O culto a esses grandes espíritos protetores perdeu espaço para um outro, mais ligado a escassez e penúria, que era a nova realidade da ilha. O culto do homem-pássaro girava em torno de uma competição anual para trazer, de outra ilha, um ovo de trinta-réis-das-rocas sem quebrar. Hoa Hakananai'a foi incorporado ao novo ritual e ganhou, séculos depois de ter sido esculpido, entalhes que explicam os elementos do homem-pássaro.
Quando o Topaze chegou, em 1868, a ilha, que chegou a ter 15 mil habitantes no passado, contava com só algumas centenas de pessoas. Os europeus vinham frequentando Rapanui desde o século anterior, o cristianismo já estava se espalhando. Nesse contexto, os líderes locais quiseram dar, não se sabe por quê, a velha estátua aos ingleses.
Hoje na Galeria 24 do Museu Britânico, Hoa Hakananai'a está virada na direção de sua terra natal, distante 13,6 mil quilômetros. Nem todos estão felizes, como é de se imaginar.
Luta e inovação
Assim como outros grandes museus enciclopédicos da Europa e dos Estados Unidos, o British Museum tem sido alvo constante de protestos, lutas e pedidos por repatriação de objetos de valor inestimável para as culturas das quais eles foram adquiridos. Ou surrupiados, pilhados ou comprados de forma ilegal.
Em 2018, os rapanuis reivindicaram o moai. A governadora da ilha, Laura Alarcón Rapu, fez um pedido oficial de devolução. Representantes locais visitaram o museu, e a curadora do departamento responsável pela arte da Oceania retribuiu o gesto no ano seguinte. Mas as conversas não andaram muito depois disso.
Carlos Edmunds, presidente do Conselho de Anciãos de Rapanui, explicou ao "The Guardian", à época, que Hoa Hakananai'a não é uma mera pedra esculpida. É muito mais.
Ele encarna o espírito de um ancestral, quase um avô. É isso que queremos de volta à nossa ilha."
O espírito protetor de Rano Kau segue longe de sua cratera natal.
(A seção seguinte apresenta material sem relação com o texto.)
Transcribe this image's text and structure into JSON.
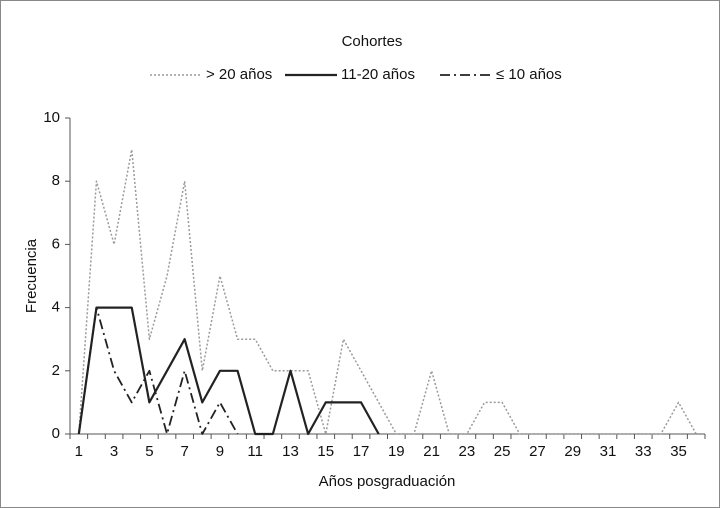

Formada há cerca de 2,5 milhões de anos, o vulcão moldou a ponta sul da ilha. Seu lago, uma das principais fontes de água potável disponível, deu sustento a Orongo, vilarejo de casas de pedra e centro do culto do homem-pássaro no século 19.
Invasão das uvas
O microclima em suas encostas íngremes abriga abacaxis, figos, laranjas e um punhado de outras plantas. Desde o ano passado, agora elas têm também parreirais. A Ilha de Páscoa é a nova fronteira do vinho chileno.
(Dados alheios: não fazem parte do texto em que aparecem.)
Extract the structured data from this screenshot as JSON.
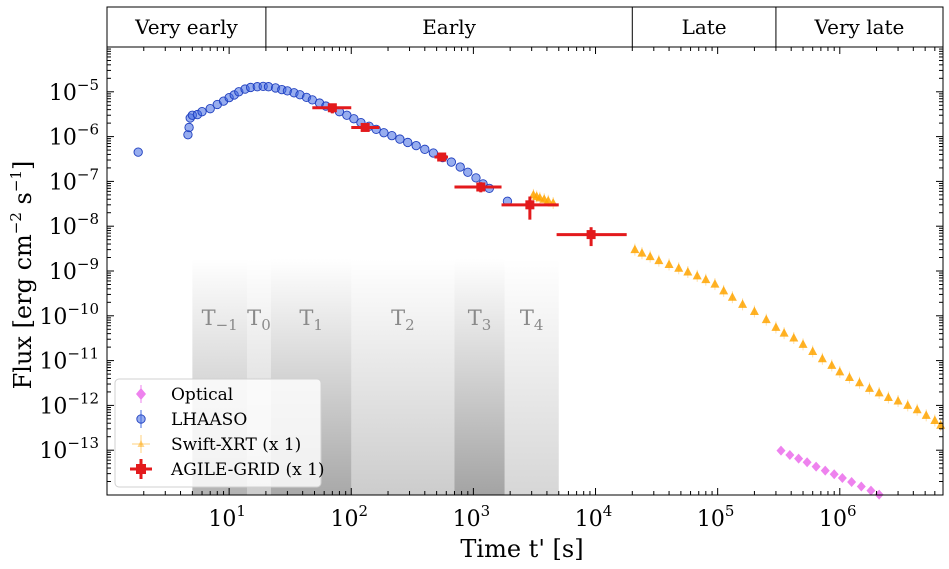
{
  "chart_data": {
    "type": "scatter",
    "xlabel": "Time t' [s]",
    "ylabel_parts": [
      "Flux [erg cm",
      "−2",
      " s",
      "−1",
      "]"
    ],
    "xscale": "log",
    "yscale": "log",
    "xlim": [
      1.0,
      7000000
    ],
    "ylim": [
      1e-14,
      0.0001
    ],
    "x_ticks": [
      {
        "value": 10,
        "base": "10",
        "exp": "1"
      },
      {
        "value": 100,
        "base": "10",
        "exp": "2"
      },
      {
        "value": 1000,
        "base": "10",
        "exp": "3"
      },
      {
        "value": 10000,
        "base": "10",
        "exp": "4"
      },
      {
        "value": 100000,
        "base": "10",
        "exp": "5"
      },
      {
        "value": 1000000,
        "base": "10",
        "exp": "6"
      }
    ],
    "y_ticks": [
      {
        "value": 1e-13,
        "base": "10",
        "exp": "−13"
      },
      {
        "value": 1e-12,
        "base": "10",
        "exp": "−12"
      },
      {
        "value": 1e-11,
        "base": "10",
        "exp": "−11"
      },
      {
        "value": 1e-10,
        "base": "10",
        "exp": "−10"
      },
      {
        "value": 1e-09,
        "base": "10",
        "exp": "−9"
      },
      {
        "value": 1e-08,
        "base": "10",
        "exp": "−8"
      },
      {
        "value": 1e-07,
        "base": "10",
        "exp": "−7"
      },
      {
        "value": 1e-06,
        "base": "10",
        "exp": "−6"
      },
      {
        "value": 1e-05,
        "base": "10",
        "exp": "−5"
      }
    ],
    "phases": [
      {
        "label": "Very early",
        "start": 1.0,
        "end": 20
      },
      {
        "label": "Early",
        "start": 20,
        "end": 20000
      },
      {
        "label": "Late",
        "start": 20000,
        "end": 300000
      },
      {
        "label": "Very late",
        "start": 300000,
        "end": 7000000
      }
    ],
    "intervals": [
      {
        "label": "T",
        "sub": "−1",
        "start": 5,
        "end": 14
      },
      {
        "label": "T",
        "sub": "0",
        "start": 14,
        "end": 22
      },
      {
        "label": "T",
        "sub": "1",
        "start": 22,
        "end": 100
      },
      {
        "label": "T",
        "sub": "2",
        "start": 100,
        "end": 700
      },
      {
        "label": "T",
        "sub": "3",
        "start": 700,
        "end": 1800
      },
      {
        "label": "T",
        "sub": "4",
        "start": 1800,
        "end": 5000
      }
    ],
    "legend": [
      {
        "label": "Optical",
        "color": "#ee82ee",
        "marker": "diamond"
      },
      {
        "label": "LHAASO",
        "color": "#4169e1",
        "marker": "circle"
      },
      {
        "label": "Swift-XRT (x 1)",
        "color": "#ffa500",
        "marker": "triangle"
      },
      {
        "label": "AGILE-GRID (x 1)",
        "color": "#e31a1c",
        "marker": "square"
      }
    ],
    "series": [
      {
        "name": "LHAASO",
        "color": "#4169e1",
        "points": [
          [
            1.8,
            4.5e-07
          ],
          [
            4.6,
            1.1e-06
          ],
          [
            4.7,
            1.6e-06
          ],
          [
            4.8,
            2.6e-06
          ],
          [
            5.0,
            3e-06
          ],
          [
            5.5,
            3.1e-06
          ],
          [
            6.0,
            3.6e-06
          ],
          [
            7.0,
            4.2e-06
          ],
          [
            8.0,
            5.2e-06
          ],
          [
            9.0,
            6.2e-06
          ],
          [
            10.0,
            7.4e-06
          ],
          [
            11.0,
            8.5e-06
          ],
          [
            12.0,
            1e-05
          ],
          [
            13.5,
            1.15e-05
          ],
          [
            15.0,
            1.25e-05
          ],
          [
            17.0,
            1.3e-05
          ],
          [
            19.0,
            1.32e-05
          ],
          [
            21.0,
            1.3e-05
          ],
          [
            24.0,
            1.22e-05
          ],
          [
            27.0,
            1.12e-05
          ],
          [
            30.0,
            1.05e-05
          ],
          [
            34.0,
            9.5e-06
          ],
          [
            38.0,
            8.6e-06
          ],
          [
            43.0,
            7.5e-06
          ],
          [
            48.0,
            6.6e-06
          ],
          [
            55.0,
            5.6e-06
          ],
          [
            62.0,
            4.8e-06
          ],
          [
            70.0,
            4.3e-06
          ],
          [
            80.0,
            3.6e-06
          ],
          [
            92.0,
            3e-06
          ],
          [
            105.0,
            2.5e-06
          ],
          [
            120.0,
            2.05e-06
          ],
          [
            140.0,
            1.7e-06
          ],
          [
            160.0,
            1.45e-06
          ],
          [
            185.0,
            1.22e-06
          ],
          [
            215.0,
            1.05e-06
          ],
          [
            250.0,
            8.8e-07
          ],
          [
            290.0,
            7.4e-07
          ],
          [
            340.0,
            6.3e-07
          ],
          [
            400.0,
            5.2e-07
          ],
          [
            470.0,
            4.3e-07
          ],
          [
            560.0,
            3.4e-07
          ],
          [
            660.0,
            2.7e-07
          ],
          [
            780.0,
            2.1e-07
          ],
          [
            900.0,
            1.6e-07
          ],
          [
            1050.0,
            1.2e-07
          ],
          [
            1200.0,
            8.8e-08
          ],
          [
            1350.0,
            7e-08
          ],
          [
            1900.0,
            3.6e-08
          ]
        ]
      },
      {
        "name": "Swift-XRT",
        "color": "#ffa500",
        "points": [
          [
            3100,
            5e-08
          ],
          [
            3300,
            4.6e-08
          ],
          [
            3500,
            4.3e-08
          ],
          [
            3800,
            4e-08
          ],
          [
            4100,
            3.7e-08
          ],
          [
            4500,
            3.3e-08
          ],
          [
            21000,
            3e-09
          ],
          [
            24000,
            2.5e-09
          ],
          [
            28000,
            2.1e-09
          ],
          [
            33000,
            1.7e-09
          ],
          [
            40000,
            1.4e-09
          ],
          [
            48000,
            1.15e-09
          ],
          [
            57000,
            9.5e-10
          ],
          [
            68000,
            7.8e-10
          ],
          [
            80000,
            6.4e-10
          ],
          [
            95000,
            5.1e-10
          ],
          [
            112000,
            3.6e-10
          ],
          [
            132000,
            2.6e-10
          ],
          [
            160000,
            1.8e-10
          ],
          [
            200000,
            1.25e-10
          ],
          [
            250000,
            8.2e-11
          ],
          [
            300000,
            5.5e-11
          ],
          [
            350000,
            4.1e-11
          ],
          [
            420000,
            3.2e-11
          ],
          [
            500000,
            2.3e-11
          ],
          [
            600000,
            1.6e-11
          ],
          [
            720000,
            1.1e-11
          ],
          [
            860000,
            7.8e-12
          ],
          [
            1000000,
            5.6e-12
          ],
          [
            1200000,
            4.2e-12
          ],
          [
            1450000,
            3.2e-12
          ],
          [
            1750000,
            2.4e-12
          ],
          [
            2100000,
            1.9e-12
          ],
          [
            2500000,
            1.5e-12
          ],
          [
            3000000,
            1.25e-12
          ],
          [
            3600000,
            1e-12
          ],
          [
            4300000,
            8e-13
          ],
          [
            5100000,
            6e-13
          ],
          [
            6000000,
            4.6e-13
          ],
          [
            6700000,
            3.6e-13
          ]
        ]
      },
      {
        "name": "Optical",
        "color": "#ee82ee",
        "points": [
          [
            330000,
            9.8e-14
          ],
          [
            390000,
            7.8e-14
          ],
          [
            460000,
            6.5e-14
          ],
          [
            540000,
            5.4e-14
          ],
          [
            640000,
            4.3e-14
          ],
          [
            760000,
            3.5e-14
          ],
          [
            900000,
            2.9e-14
          ],
          [
            1050000,
            2.4e-14
          ],
          [
            1250000,
            1.95e-14
          ],
          [
            1500000,
            1.55e-14
          ],
          [
            1800000,
            1.25e-14
          ],
          [
            2100000,
            1.02e-14
          ]
        ]
      },
      {
        "name": "AGILE-GRID",
        "color": "#e31a1c",
        "points": [
          {
            "x": 70,
            "y": 4.4e-06,
            "xlo": 48,
            "xhi": 100,
            "ylo": 3.3e-06,
            "yhi": 5.4e-06
          },
          {
            "x": 130,
            "y": 1.6e-06,
            "xlo": 100,
            "xhi": 170,
            "ylo": 1.3e-06,
            "yhi": 1.9e-06
          },
          {
            "x": 550,
            "y": 3.5e-07,
            "xlo": 480,
            "xhi": 620,
            "ylo": 2.9e-07,
            "yhi": 4.2e-07
          },
          {
            "x": 1150,
            "y": 7.5e-08,
            "xlo": 700,
            "xhi": 1700,
            "ylo": 5.7e-08,
            "yhi": 9.6e-08
          },
          {
            "x": 2900,
            "y": 3e-08,
            "xlo": 1700,
            "xhi": 5000,
            "ylo": 1.4e-08,
            "yhi": 4.6e-08
          },
          {
            "x": 9200,
            "y": 6.5e-09,
            "xlo": 4800,
            "xhi": 18000,
            "ylo": 3.6e-09,
            "yhi": 9.5e-09
          }
        ]
      }
    ]
  }
}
Uma dupla de empreendedores, formada por um engenheiro agrônomo e um vinicultor, plantou mudas de chardonnay e de pinot noir. A inspiração veio da descoberta de que a uva selvagem chegou à ilha por meio de agricultores franceses vindos do Taiti.
O desafio é grande porque não se sabe se o vulcão propiciará um terroir viável. A cratera já vinha se mostrando útil para proteger os pomares dos fortes ventos da ilha. O solo vulcânico e o clima subtropical, além da baixa umidade, ajudam a desenhar um cenário favorável, em tese, para a produção da bebida. Agora é esperar pelo resultado.
No passado, os polinésios dominaram o Pacífico e colonizaram arquipélagos distantes, como o Havaí e a Nova Zelândia. Chegaram a Rapanui entre 700 e 900 e passaram quase mil anos isolados do resto do mundo, até que os europeus igualassem seus talentos de navegação e chegassem à ilha na Páscoa de 1722.
Em pouco tempo, os europeus levaram Hoa Hakananai'a, trouxeram uvas, cristianismo, doenças e o mundo dos rapanuis mudou para sempre. O que vem a seguir?